So the person suffering the seizure ends to apologising just for having had a seizure. So not only have they had to "suffer" the incident itself and deal with its physical affects but also now they have to explain & justify themselves. Given epilepsy seizures happen at random then they will inevitably happen in front of a new person or group of people whom you have never met before.
I won't go on on that subject. I don't have epilepsy, so it is not my place to lecture anyone who has it. But I am trying to understand what it is like to hear the word SUDEP. I am trying to understand the realisation that one might actually die of SUDEP, especially when this is in contradiction to much of medical advice. Before I can understand that I must try to understand what it is like to have a fit.
Anyway now to SUDEP. "Yes", says the doctor or specialist", you could die - you could fall in front of a bus or drown, but you can take some easy lifestyle precautions to minimize such a risk. For instance you could stop swimming." And never the word SUDEP is mentioned. Never the mention one might actually die from epilepsy per se. And if it is mentioned then it is couched with words like "rare". At which point any epilepsy sufferer (oops, that word again) would switch off from the conversation as fast as possible.

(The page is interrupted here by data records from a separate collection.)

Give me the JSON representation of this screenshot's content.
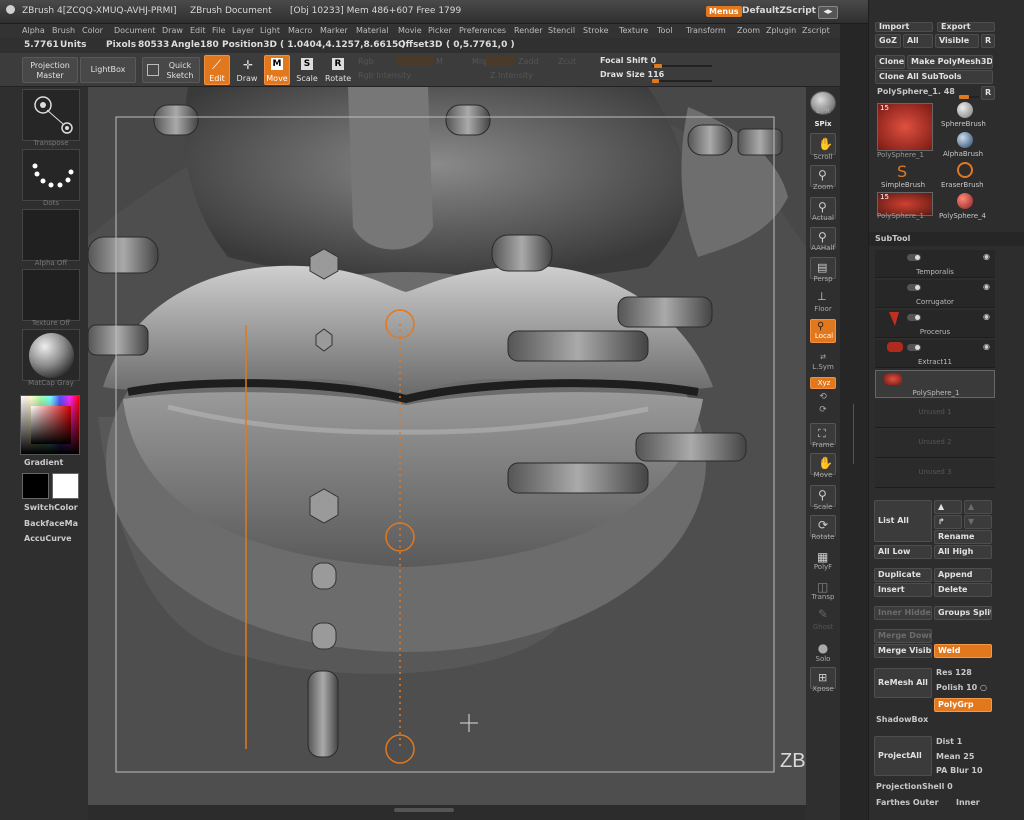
{
  "titlebar": {
    "app": "ZBrush 4[ZCQQ-XMUQ-AVHJ-PRMI]",
    "doc": "ZBrush Document",
    "stats": "[Obj 10233] Mem 486+607 Free 1799",
    "menus_label": "Menus",
    "script_label": "DefaultZScript"
  },
  "menubar": [
    "Alpha",
    "Brush",
    "Color",
    "Document",
    "Draw",
    "Edit",
    "File",
    "Layer",
    "Light",
    "Macro",
    "Marker",
    "Material",
    "Movie",
    "Picker",
    "Preferences",
    "Render",
    "Stencil",
    "Stroke",
    "Texture",
    "Tool",
    "Transform",
    "Zoom",
    "Zplugin",
    "Zscript"
  ],
  "info": {
    "units_value": "5.7761",
    "units_label": "Units",
    "pixols_label": "Pixols",
    "pixols_value": "80533",
    "angle_label": "Angle",
    "angle_value": "180",
    "pos_label": "Position3D",
    "pos_value": "( 1.0404,4.1257,8.6615 )",
    "offset_label": "Offset3D",
    "offset_value": "( 0,5.7761,0 )"
  },
  "toolbar": {
    "projection_master": "Projection Master",
    "lightbox": "LightBox",
    "quick_sketch": "Quick Sketch",
    "edit": "Edit",
    "draw": "Draw",
    "move": "Move",
    "scale": "Scale",
    "rotate": "Rotate",
    "rgb": "Rgb",
    "m": "M",
    "mrgb": "Mrgb",
    "zadd": "Zadd",
    "zsub": "Zsub",
    "zcut": "Zcut",
    "rgb_intensity": "Rgb Intensity",
    "z_intensity": "Z Intensity",
    "focal_shift_label": "Focal Shift",
    "focal_shift_value": "0",
    "draw_size_label": "Draw Size",
    "draw_size_value": "116",
    "draw_size_level": 0.12
  },
  "leftshelf": {
    "transpose": "Transpose",
    "dots": "Dots",
    "alpha": "Alpha Off",
    "texture": "Texture Off",
    "matcap": "MatCap Gray",
    "gradient": "Gradient",
    "switchcolor": "SwitchColor",
    "backface": "BackfaceMa",
    "accucurve": "AccuCurve"
  },
  "rightshelf": [
    "BPR",
    "SPix",
    "Scroll",
    "Zoom",
    "Actual",
    "AAHalf",
    "Persp",
    "Floor",
    "Local",
    "L.Sym",
    "Xyz",
    "Frame",
    "Move",
    "Scale",
    "Rotate",
    "PolyF",
    "Transp",
    "Ghost",
    "Solo",
    "Xpose"
  ],
  "rpanel": {
    "import": "Import",
    "export": "Export",
    "goz": "GoZ",
    "all": "All",
    "visible": "Visible",
    "r": "R",
    "clone": "Clone",
    "make_polymesh": "Make PolyMesh3D",
    "clone_all": "Clone All SubTools",
    "current_tool": "PolySphere_1. 48",
    "tools": [
      "PolySphere_1",
      "SphereBrush",
      "AlphaBrush",
      "SimpleBrush",
      "EraserBrush",
      "PolySphere_1",
      "PolySphere_4"
    ],
    "badge": "15",
    "subtool_title": "SubTool",
    "subtools": [
      "Temporalis",
      "Corrugator",
      "Procerus",
      "Extract11",
      "PolySphere_1",
      "Unused 1",
      "Unused 2",
      "Unused 3"
    ],
    "list_all": "List All",
    "rename": "Rename",
    "all_low": "All Low",
    "all_high": "All High",
    "duplicate": "Duplicate",
    "append": "Append",
    "insert": "Insert",
    "delete": "Delete",
    "inner_hidden": "Inner Hidden",
    "groups_split": "Groups Split",
    "merge_down": "Merge Down",
    "merge_visible": "Merge Visibl",
    "weld": "Weld",
    "remesh_all": "ReMesh All",
    "res_label": "Res",
    "res_value": "128",
    "polish_label": "Polish",
    "polish_value": "10",
    "polygrp": "PolyGrp",
    "shadowbox": "ShadowBox",
    "project_all": "ProjectAll",
    "dist_label": "Dist",
    "dist_value": "1",
    "mean_label": "Mean",
    "mean_value": "25",
    "pa_blur_label": "PA Blur",
    "pa_blur_value": "10",
    "projshell_label": "ProjectionShell",
    "projshell_value": "0",
    "farthest_outer": "Farthes Outer",
    "inner": "Inner"
  },
  "watermark": "ZBrushWorkshops",
  "colors": {
    "accent": "#e2781d",
    "panel": "#2d2d2d",
    "canvas": "#484848"
  }
}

Yes it is rare. But rareness is an odd word. It happened to my daughter: my daughter died of SUDEP. However after Jane died I found out that not only was SUDEP "rare", but also Jane was low risk. I now know very different, Jane was in some ways high risk.
One of the first web pages on SUDEP I found was on the UK official health website patient.co.uk,. This implied high risk included keywords and phrases such as MALE, NOCTURNAL, POOR SEIZURE MANAGEMENT. None of this applied to our daughter - and yet she still died.
The truth is that that web page did not tell the whole story. I believe the web page has now been updated, after I made a complaint. However even now it will not tell the entire story. Even now your doctor may not tell you the entire story. That is for at least a couple of reasons:
- Your risk of SUDEP needs to be assessed by an expert specialist. Risk varies dramatically with your lifestyle and your kind of Epilepsy.
- Also, historically research into SUDEP has been almost non-existent so assessments of risk may be based on insufficient access to quality research.
I am sorry if these words are not easy to read. But we cannot duck the issue. SUDEP kills, and in ignorance SUDEP kills more people needlessly.
Had my daughter been alive today what would she have said had I mentioned SUDEP? She would have probably told me to shut up, it wasn't my problem and walked off in a serious huff.
Sadly I never had the chance for Jane to get very, very angry with me.